Kemal Kurt und seine Kinderbücher
Ein Nachruf von
ILTER GÖZKAYA-HOLZHEY
Veröffentlicht in:
Merhaba Nr. 99, 01.12.02
"Meine Heimat ist dort, wo meine Bücher sind."
aus: Kemal Kurt, Was ist die Mehrzahl von Heimat, Rowohlt aktuell #13520
Es ist für einen Menschen der ersten Generation türkischer Einwanderer nicht leicht, über Begriffe wie Sterben, Tod und Bestattung zu sprechen, da man selbst diesem Endziel inzwischen viel näher gekommen ist und auch damit rechnen muss, öfter als früher solche traurigen Nachrichten zu erfahren. Aber Kemal Kurt, den wir am 21. Oktober verloren haben, war erst 55 Jahre alt, was in unserer Zeit viel zu jung für das Ende ist. Wie sehr er geschätzt wurde, wie beliebt er war, erlebte man bei der Beerdigung. Seine Erfolge zeigten, dass er nicht nur über interkulturelles Leben sprach und schrieb, sondern dass er dieses verwirklichen konnte. An seinem Grab hatten sich sehr viele Freunde versammelt, christlich oder moslemisch Orientierte.
In einem Brief vom 12.11.1998 schrieb er meinem Mann und mir: "... Wir kennen uns nun schon seit vielen Jahren. Ihr habt meinen schriftstellerischen Weg streckenweise mitverfolgt..." So ist es gewesen. Über jedes Buch, das er veröffentlichte, war ich sehr froh. Ich habe seine Bücher sehr gerne gelesen und weiterempfohlen.

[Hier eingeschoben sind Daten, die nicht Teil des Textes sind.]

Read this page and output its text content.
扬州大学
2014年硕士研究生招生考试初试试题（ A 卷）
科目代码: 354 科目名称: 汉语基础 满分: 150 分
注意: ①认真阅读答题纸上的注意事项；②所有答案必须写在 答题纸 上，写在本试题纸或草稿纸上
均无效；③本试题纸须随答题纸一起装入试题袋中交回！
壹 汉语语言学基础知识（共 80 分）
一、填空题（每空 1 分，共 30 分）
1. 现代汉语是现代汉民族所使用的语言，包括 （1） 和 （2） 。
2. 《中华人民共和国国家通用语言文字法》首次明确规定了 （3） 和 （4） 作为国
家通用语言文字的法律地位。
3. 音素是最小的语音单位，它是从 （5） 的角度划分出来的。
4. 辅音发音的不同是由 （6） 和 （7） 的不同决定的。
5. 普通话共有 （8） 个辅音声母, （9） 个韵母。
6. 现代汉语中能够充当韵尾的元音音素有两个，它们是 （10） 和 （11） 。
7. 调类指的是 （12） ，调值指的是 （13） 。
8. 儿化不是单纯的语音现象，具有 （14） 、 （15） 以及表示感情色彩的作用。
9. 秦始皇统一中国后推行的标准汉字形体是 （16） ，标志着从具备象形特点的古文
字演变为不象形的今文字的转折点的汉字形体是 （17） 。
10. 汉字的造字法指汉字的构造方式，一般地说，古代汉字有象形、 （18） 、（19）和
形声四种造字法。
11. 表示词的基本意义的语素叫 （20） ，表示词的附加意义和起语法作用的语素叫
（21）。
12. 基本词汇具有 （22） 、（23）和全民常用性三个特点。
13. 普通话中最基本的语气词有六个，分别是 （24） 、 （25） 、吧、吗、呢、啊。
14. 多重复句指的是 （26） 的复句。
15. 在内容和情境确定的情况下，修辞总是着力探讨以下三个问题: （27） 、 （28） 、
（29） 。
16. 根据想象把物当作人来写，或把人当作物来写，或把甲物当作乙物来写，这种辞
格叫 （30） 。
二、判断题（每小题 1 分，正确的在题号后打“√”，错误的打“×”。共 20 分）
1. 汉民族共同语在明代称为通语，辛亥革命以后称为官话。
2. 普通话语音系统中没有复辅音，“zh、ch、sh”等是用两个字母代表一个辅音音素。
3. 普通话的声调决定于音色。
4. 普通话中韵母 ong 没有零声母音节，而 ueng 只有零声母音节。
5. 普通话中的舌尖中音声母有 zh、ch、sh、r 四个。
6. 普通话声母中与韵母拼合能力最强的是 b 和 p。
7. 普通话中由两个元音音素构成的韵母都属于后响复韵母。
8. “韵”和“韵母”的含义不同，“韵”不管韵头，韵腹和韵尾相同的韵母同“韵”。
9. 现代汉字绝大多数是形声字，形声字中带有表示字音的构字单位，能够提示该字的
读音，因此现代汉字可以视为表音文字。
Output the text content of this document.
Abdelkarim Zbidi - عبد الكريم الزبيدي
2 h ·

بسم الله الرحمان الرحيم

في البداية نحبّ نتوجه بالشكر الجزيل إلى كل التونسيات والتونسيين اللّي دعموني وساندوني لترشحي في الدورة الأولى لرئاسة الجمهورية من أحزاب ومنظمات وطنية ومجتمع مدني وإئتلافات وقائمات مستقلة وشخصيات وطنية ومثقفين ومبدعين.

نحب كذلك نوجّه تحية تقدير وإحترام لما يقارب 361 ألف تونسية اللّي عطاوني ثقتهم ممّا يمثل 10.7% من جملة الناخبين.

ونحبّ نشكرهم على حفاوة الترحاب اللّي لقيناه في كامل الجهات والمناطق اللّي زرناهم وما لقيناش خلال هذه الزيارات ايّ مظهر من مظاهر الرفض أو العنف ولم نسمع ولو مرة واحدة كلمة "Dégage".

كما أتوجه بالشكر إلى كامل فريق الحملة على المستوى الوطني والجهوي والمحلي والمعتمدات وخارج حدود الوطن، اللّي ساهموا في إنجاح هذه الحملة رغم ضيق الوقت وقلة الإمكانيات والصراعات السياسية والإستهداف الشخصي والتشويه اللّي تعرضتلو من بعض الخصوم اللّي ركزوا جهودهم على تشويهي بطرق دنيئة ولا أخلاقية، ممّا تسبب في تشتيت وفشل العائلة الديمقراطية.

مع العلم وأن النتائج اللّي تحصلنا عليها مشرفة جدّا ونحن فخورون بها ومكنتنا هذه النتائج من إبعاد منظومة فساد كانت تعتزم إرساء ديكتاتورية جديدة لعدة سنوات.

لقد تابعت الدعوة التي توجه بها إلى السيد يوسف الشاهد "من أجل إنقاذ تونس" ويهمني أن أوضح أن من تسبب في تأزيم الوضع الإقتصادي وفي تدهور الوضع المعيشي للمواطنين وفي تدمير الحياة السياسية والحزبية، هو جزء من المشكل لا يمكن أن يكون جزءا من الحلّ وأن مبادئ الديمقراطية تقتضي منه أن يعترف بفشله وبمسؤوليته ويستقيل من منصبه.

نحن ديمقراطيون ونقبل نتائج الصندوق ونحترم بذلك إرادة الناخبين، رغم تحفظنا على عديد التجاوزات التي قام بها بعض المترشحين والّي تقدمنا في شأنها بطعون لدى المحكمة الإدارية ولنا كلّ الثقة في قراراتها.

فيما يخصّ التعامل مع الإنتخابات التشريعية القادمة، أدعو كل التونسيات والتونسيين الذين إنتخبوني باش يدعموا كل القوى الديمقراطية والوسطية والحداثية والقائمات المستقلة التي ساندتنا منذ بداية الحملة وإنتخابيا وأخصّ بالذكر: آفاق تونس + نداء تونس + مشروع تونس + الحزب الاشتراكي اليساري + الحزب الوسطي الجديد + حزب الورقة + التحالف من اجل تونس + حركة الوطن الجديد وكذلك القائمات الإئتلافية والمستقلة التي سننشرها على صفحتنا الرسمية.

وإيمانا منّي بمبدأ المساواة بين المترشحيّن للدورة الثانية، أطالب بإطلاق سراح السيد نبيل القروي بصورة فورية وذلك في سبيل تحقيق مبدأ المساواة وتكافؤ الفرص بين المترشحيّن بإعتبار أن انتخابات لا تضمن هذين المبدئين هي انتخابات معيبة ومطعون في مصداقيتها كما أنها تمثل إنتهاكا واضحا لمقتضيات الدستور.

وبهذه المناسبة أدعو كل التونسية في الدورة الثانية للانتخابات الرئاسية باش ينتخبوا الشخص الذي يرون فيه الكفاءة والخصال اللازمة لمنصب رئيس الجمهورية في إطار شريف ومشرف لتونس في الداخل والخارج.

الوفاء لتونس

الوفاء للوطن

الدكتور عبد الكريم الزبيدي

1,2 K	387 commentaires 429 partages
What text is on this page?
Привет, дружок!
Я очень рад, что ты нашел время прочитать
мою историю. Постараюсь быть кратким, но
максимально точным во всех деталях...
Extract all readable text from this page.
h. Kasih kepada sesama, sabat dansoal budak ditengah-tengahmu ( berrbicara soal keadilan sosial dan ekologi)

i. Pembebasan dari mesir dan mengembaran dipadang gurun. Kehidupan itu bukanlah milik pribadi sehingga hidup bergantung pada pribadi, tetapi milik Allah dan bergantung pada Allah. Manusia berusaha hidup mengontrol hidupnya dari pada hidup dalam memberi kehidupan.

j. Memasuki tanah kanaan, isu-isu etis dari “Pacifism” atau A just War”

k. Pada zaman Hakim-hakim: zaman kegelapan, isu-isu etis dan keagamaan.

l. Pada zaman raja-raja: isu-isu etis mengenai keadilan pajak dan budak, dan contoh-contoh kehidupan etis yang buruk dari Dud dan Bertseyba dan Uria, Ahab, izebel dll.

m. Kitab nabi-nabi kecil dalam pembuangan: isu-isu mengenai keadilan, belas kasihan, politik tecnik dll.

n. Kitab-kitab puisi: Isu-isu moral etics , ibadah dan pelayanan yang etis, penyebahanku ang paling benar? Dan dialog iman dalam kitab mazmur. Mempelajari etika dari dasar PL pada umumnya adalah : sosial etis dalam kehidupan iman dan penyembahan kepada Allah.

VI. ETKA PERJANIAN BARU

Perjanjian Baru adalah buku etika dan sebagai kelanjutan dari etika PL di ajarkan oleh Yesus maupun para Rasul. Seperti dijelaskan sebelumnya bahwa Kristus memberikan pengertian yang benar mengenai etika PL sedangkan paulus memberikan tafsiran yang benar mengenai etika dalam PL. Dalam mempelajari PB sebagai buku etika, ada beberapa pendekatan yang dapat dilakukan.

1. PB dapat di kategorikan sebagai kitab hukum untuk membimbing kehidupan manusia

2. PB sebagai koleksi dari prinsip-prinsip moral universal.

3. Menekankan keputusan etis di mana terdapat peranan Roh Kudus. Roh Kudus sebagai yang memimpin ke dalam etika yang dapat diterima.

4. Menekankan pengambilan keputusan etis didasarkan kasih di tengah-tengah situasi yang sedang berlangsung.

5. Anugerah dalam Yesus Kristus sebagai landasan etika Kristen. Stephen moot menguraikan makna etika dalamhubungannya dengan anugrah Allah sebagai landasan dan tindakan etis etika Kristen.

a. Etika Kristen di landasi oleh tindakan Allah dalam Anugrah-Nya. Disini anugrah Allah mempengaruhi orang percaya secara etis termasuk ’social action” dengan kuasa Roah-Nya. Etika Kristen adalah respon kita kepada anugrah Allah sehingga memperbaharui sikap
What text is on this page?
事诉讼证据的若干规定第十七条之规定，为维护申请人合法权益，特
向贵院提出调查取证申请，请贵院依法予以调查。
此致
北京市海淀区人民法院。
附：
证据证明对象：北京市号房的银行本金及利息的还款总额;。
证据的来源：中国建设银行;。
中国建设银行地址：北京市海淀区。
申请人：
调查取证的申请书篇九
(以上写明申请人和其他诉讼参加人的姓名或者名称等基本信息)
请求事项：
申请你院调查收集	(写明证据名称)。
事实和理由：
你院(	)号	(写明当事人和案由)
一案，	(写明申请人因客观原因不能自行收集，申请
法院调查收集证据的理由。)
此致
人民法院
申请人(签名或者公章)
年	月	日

In jeder 3. Klasse, die ich unterrichtete, habe ich sein Buch Sieben Zimmer voller Wunder vorgelesen. In diesem Buch entdecken Lena und Meral ein geheimnisvolles altes Haus mit sieben Zimmern. Das Buch enthält viel Stoff, den die Lehrer als Sachkunde-Themen verwenden können. Der Zufall wollte, dass in einer 3. Klasse ein Mädchen Meral hieß, wie die Ich-Erzählerin des Buches. Wie glücklich war dieses Mädchen, wie stolz die türkischen Schüler, dass der Autor den türkischen Namen Kemal trug. So sahen meine Schüler, dass Türken auch andere Berufe ergreifen können als den sicher ehrenwerten Beruf des Döner-Verkäufers. Deshalb betone ich oft, dass in deutschen Lehr- und Lernbüchern auch Texte von Schriftstellern der Zuwanderer enthalten sein müssen.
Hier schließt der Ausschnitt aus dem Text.